Norderstedt. In Norderstedt hat der Verein ein Angebot gestartet, bei dem unterschiedlichste Menschen zusammen kicken können. Ein Besuch.
Es gibt kaum etwas, das, sportlich gesehen, Menschen so verbinden kann wie der Fußball. Aber es ist nicht immer so einfach, jemanden zum Kicken zu finden. Zu einer Mannschaftssportart gehören eben stets einige Gleichgesinnte, sonst funktioniert es nicht. Und genau das ist der Gedanke hinter Walking Football – so, wie es nun auch beim Hamburger SV auf der Paul-Hauenschild-Sportanlage in Norderstedt gerade entsteht.
Hier können unterschiedlichste Fußballer – und auch Fußballerinnen – zusammen zwanglos aktiv sein. „Fußball im Gehen“, übersetzt es Jean Künzel, der das noch sehr junge Sportangebot leitet. In der Ruhe, in der Besonnenheit liegt die Kraft. „Darauf kommt es an – dass man geht und nicht läuft. Durch die langsameren Bewegungen nehmen wir viel an Verletzungsgefahr raus. So können viele Menschen mitmachen, die ansonsten nicht Fußball spielen würden, weil sie entweder schon älter sind, Verletzungen hatten, oder einfach ohne Risiken in einer Gemeinschaft sein und den Ball spielen wollen.“
„Offen für alle“: So funktioniert Walking Football beim HSV
Künzel ist ein gutes Beispiel. „Früher habe ich in meiner Heimat, in Lüchow-Dannenberg, für den VfL Breese/Langendorf und den MTV Dannenberg gespielt, hauptsächlich Kreisliga. Ich hatte ein paar Knieverletzungen, Kreuzbandgeschichten und so weiter, dann war irgendwann nach den ganzen OPs auch die Motivation raus, sich das nochmal anzutun, nochmal eine Verletzung zu bekommen. Dann habe ich eine ganze Zeit nichts gemacht.“
Dann stieß seine Frau zufällig auf das Angebot eines lokalen Clubs.
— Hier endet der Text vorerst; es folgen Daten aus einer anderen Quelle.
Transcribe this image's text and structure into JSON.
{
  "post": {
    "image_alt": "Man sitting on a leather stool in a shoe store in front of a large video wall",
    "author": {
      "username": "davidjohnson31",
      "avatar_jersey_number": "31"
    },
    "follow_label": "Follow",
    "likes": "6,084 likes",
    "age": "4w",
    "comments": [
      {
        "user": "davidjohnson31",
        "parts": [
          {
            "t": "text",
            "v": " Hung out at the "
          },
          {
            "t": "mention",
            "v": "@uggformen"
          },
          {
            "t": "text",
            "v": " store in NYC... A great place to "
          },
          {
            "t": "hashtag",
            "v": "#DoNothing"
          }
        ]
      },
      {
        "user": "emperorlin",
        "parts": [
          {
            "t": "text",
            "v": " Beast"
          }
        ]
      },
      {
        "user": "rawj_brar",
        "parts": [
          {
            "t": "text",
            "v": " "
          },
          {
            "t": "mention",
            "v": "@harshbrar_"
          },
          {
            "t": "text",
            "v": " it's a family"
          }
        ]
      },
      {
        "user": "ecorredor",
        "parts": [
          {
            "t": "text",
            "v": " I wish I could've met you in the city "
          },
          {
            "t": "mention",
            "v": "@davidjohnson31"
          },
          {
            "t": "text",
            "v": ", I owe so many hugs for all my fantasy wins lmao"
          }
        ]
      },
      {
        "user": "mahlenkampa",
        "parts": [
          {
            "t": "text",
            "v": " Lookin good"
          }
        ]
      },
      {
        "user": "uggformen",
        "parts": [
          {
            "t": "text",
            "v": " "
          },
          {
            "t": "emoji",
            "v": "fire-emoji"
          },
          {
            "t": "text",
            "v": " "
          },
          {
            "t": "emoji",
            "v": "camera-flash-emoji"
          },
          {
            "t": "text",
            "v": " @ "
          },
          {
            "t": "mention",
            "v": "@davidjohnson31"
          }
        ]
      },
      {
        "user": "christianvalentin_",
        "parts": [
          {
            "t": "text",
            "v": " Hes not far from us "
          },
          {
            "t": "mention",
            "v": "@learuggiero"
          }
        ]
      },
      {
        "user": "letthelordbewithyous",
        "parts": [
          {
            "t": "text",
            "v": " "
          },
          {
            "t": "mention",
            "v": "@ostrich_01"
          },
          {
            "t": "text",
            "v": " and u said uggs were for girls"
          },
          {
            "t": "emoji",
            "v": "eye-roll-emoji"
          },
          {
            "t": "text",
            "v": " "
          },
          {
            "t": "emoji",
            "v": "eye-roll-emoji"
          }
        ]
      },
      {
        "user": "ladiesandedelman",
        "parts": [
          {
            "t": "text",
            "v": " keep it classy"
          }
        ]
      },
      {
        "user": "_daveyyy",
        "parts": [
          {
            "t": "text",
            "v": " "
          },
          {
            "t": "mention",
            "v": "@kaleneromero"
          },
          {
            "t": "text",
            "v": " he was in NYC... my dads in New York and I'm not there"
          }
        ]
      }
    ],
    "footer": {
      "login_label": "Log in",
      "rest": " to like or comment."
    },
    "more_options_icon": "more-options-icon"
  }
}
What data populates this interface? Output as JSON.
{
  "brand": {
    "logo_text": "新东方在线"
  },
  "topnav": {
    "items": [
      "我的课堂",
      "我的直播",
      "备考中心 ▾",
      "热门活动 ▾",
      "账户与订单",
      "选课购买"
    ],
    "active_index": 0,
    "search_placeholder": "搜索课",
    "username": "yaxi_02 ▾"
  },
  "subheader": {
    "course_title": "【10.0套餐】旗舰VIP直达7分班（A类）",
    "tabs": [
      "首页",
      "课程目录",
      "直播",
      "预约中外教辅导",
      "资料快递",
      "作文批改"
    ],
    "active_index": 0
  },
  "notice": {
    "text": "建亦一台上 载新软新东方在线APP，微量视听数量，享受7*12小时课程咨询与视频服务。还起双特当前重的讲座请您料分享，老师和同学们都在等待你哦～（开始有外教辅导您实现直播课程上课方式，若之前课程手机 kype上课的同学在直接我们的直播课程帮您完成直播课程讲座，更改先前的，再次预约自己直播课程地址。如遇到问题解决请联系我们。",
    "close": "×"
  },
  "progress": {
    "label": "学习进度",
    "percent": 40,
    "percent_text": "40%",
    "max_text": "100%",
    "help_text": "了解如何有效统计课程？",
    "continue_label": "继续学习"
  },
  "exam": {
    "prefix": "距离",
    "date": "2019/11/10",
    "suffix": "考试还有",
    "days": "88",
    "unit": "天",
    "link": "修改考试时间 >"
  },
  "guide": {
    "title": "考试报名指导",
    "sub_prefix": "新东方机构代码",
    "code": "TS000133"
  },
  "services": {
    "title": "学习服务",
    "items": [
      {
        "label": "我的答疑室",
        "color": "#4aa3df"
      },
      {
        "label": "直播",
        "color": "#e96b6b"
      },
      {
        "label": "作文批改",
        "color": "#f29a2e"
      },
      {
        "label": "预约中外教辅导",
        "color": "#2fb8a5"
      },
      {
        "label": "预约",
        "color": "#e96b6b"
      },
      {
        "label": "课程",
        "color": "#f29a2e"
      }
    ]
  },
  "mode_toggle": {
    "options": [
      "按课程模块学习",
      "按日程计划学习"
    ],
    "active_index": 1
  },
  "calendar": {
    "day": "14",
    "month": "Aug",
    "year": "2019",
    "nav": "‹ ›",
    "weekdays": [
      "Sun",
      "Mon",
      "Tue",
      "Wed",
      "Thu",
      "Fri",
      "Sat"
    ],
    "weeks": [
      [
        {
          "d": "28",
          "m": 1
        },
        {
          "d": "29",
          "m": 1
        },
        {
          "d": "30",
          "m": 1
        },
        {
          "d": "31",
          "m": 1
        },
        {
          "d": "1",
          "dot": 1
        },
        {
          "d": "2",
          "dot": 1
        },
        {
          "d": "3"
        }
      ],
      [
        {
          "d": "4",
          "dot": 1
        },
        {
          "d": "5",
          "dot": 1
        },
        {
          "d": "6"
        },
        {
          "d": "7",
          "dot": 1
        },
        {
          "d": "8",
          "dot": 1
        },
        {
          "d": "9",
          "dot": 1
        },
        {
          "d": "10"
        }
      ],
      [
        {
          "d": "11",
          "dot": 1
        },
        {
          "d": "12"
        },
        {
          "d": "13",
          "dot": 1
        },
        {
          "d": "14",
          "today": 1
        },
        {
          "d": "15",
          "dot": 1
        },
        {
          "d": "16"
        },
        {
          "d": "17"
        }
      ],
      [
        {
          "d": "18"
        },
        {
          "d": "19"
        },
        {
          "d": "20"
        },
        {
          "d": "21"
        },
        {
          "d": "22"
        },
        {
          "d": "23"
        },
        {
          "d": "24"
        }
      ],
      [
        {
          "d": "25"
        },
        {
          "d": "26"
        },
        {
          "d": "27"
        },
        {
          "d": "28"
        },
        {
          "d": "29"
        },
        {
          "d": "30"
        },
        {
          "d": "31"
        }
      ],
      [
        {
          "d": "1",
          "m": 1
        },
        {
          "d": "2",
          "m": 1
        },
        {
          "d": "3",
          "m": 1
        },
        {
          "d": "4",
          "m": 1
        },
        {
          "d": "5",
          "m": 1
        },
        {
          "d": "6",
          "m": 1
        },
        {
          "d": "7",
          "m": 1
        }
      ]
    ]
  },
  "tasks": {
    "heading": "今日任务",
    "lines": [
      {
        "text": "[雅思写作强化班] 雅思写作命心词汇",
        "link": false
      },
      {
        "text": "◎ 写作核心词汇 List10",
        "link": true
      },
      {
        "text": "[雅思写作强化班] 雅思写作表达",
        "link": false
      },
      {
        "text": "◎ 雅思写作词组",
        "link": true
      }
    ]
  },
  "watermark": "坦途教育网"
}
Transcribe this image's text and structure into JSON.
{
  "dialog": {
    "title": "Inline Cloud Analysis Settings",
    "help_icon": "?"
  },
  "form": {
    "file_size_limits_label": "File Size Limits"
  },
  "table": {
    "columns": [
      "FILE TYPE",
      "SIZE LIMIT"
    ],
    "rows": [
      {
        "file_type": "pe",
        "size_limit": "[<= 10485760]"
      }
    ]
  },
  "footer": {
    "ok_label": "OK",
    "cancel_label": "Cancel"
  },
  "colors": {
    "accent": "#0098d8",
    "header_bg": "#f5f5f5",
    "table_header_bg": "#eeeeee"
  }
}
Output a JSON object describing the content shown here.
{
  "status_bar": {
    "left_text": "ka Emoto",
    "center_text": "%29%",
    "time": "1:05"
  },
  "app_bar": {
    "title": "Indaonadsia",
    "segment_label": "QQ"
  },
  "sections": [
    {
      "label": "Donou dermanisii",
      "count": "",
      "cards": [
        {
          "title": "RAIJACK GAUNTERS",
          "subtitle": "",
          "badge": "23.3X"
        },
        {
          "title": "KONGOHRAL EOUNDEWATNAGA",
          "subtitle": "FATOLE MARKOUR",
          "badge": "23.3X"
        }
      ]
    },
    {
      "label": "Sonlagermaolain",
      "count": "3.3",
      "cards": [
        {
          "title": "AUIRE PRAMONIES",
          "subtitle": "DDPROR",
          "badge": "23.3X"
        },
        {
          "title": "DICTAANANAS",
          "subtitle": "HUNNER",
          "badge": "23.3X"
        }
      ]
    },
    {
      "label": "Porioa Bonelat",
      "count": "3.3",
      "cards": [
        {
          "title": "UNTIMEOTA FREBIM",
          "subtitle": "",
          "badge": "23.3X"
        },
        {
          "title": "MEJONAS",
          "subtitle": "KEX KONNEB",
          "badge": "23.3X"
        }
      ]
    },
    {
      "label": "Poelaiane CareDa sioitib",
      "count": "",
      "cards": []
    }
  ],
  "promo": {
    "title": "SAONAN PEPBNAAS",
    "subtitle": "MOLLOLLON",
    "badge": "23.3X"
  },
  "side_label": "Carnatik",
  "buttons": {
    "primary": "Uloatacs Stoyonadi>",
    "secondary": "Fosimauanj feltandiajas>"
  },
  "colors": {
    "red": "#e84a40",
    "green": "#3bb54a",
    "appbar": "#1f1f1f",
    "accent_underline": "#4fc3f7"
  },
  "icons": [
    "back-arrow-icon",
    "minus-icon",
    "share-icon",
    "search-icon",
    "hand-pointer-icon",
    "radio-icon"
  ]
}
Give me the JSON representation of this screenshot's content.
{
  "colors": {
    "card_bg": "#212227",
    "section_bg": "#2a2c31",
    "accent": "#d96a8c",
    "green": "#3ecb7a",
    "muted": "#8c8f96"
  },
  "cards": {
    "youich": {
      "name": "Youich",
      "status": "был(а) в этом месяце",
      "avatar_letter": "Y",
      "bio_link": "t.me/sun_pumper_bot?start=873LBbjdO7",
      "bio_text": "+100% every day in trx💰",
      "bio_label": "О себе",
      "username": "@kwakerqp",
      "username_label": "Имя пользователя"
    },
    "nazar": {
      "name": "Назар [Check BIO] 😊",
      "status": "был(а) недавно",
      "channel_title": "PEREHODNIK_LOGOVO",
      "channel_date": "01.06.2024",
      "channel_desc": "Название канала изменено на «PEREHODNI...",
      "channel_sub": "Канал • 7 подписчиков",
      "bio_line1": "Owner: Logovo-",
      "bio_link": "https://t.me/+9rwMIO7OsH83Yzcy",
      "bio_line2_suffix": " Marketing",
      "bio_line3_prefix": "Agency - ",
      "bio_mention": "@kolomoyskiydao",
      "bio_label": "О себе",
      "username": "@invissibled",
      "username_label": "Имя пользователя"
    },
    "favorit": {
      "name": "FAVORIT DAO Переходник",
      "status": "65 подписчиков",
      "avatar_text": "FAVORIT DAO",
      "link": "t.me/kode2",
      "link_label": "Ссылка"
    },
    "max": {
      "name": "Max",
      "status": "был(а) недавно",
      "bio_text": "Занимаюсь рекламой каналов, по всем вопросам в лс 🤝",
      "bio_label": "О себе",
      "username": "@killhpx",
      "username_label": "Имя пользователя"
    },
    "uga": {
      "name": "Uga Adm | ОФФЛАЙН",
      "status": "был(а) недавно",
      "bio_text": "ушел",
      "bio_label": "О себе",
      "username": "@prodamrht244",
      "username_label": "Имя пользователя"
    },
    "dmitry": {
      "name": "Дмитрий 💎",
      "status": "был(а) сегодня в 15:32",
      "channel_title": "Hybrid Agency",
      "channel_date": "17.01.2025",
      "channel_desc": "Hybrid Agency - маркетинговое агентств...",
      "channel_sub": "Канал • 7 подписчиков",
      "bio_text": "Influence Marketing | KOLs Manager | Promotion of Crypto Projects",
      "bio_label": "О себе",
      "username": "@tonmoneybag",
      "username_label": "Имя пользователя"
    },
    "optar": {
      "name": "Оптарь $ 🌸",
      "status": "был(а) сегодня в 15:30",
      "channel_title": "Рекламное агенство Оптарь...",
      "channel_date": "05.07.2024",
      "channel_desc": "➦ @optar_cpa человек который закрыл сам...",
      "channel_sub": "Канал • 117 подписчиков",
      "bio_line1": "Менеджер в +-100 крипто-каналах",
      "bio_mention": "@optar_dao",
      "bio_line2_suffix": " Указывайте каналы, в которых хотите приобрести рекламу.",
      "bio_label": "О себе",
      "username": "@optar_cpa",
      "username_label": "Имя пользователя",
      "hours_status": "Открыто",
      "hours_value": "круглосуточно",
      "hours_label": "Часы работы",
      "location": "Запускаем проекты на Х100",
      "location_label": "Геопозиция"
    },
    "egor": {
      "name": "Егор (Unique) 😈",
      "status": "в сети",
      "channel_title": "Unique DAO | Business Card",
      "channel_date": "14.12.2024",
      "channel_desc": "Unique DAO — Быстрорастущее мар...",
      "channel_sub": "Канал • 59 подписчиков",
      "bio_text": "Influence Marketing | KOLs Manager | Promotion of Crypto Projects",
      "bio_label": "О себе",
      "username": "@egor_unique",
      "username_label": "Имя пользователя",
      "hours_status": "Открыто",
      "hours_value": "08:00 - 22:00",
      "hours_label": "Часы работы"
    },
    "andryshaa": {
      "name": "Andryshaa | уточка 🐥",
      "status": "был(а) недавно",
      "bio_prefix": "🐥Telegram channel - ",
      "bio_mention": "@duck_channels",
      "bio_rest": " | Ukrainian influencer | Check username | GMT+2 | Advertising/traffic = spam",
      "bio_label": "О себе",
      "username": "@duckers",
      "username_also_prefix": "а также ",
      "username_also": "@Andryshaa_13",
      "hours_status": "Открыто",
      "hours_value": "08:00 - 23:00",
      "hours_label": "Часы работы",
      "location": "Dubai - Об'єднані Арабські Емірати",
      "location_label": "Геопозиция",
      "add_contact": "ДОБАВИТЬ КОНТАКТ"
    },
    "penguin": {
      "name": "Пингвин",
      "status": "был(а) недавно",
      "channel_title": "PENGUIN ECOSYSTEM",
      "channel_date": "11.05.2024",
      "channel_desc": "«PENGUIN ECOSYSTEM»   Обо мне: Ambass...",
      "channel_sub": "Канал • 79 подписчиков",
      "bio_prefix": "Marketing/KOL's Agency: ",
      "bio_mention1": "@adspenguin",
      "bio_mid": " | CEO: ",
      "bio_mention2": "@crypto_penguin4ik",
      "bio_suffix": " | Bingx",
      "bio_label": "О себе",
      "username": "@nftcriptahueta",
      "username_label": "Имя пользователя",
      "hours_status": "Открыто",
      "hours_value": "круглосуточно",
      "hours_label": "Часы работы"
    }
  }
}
Die erste Einheit im Walking Football war nicht mehr weit. „Das waren 1,5 Stunden in der Halle, noch beim VfL Jesteburg in der Spielgemeinschaft mit Bendestorf, im Harburger Raum. Danach lag ich erstmal drei Tage in der Ecke mit Muskelkater. Zu der Zeit gab es in Hamburg vielleicht drei Vereine, die das angeboten haben.“
Dabei ist der Bedarf vorhanden. „Insbesondere viele ältere Menschen, die früher Fußball gespielt haben, haben keine Lust auf das Fitness-Studio. Da zähle ich mich auch zu. Ich brauche irgendwas mit Ball, und da ist Walking Football genau das Richtige. Es gibt viele Leute, die wir im Vereinsfußball verlieren, die sich verletzen, dann aufhören und weg sind. Die erreichen wir mit solchen Angeboten. Es geht nicht um eine Altersgrenze, mit der es ursprünglich angefangen hat. Wir spielen ab 16 Jahren und inklusiv, ohne Geschlechtertrennung oder Altersbeschränkung.“
Hamburger SV: Der Trainer ist ein promovierter Sportwissenschaftler
Beim HSV ging es im August los. „Mir gefällt es, etwas von Null aufzubauen“, sagt Trainer Dr. Pawel Kalinowski, ein promovierter Sportwissenschaftler. Er war schon Scout für die polnische Nationalmannschaft, hat beim Projekt der Amputierten-Nationalmannschaft in seinem Heimatland mitgearbeitet. „Ich mag die Inklusion, habe das Angebot des HSV bekommen, es war ein bisschen herausfordernd. Viel ist der olympische Gedanke, dabei sein ist alles. Die Integration und Sport für die Gesundheit sind für mich als Wissenschaftler auch sehr interessant.“
Die Regeln haben zudem einige Besonderheiten, erklärt Jean Künzel. „Wir spielen sechs gegen sechs, ohne Torwart oder Torfrau. Im Kader sind maximal zwölf Akteure, sonst wird das irgendwann Chaos mit dem Durchwechseln. Die Spielzeit beträgt 60 Minuten, entweder zweimal 30 oder viermal 15. Manchmal können viermal 15 Minuten besser sein, um zwischendurch mehrere Pausen zu haben.“
Ein einheitliches Regelwerk gibt es (noch) nicht. International wird auf größere Tore gekickt, auch mit Keeper. „In Hamburg sind die Tore drei Meter breit und einen Meter hoch, ohne Torleute.“ Zweikämpfe und Körperkontakt sind zwar erlaubt. Aber: Von hinten darf man nicht reingehen, auch nicht den Ball durch die Beine stibitzen, das ist wegen der Verletzungsgefahr verboten.“
Um das zu überwachen, gibt es auch Schiedsrichter. „Aber der Unterschied zwischen laufen und gehen ist echt schwierig zu sehen. Langfristig wäre meine Empfehlung, mindestens zwei Schiedsrichterinnen oder Schiedsrichter zu haben.“ Denn abseits des Ballgeschehens werden Räume gerne einmal schnell zugelaufen – das geht natürlich nicht.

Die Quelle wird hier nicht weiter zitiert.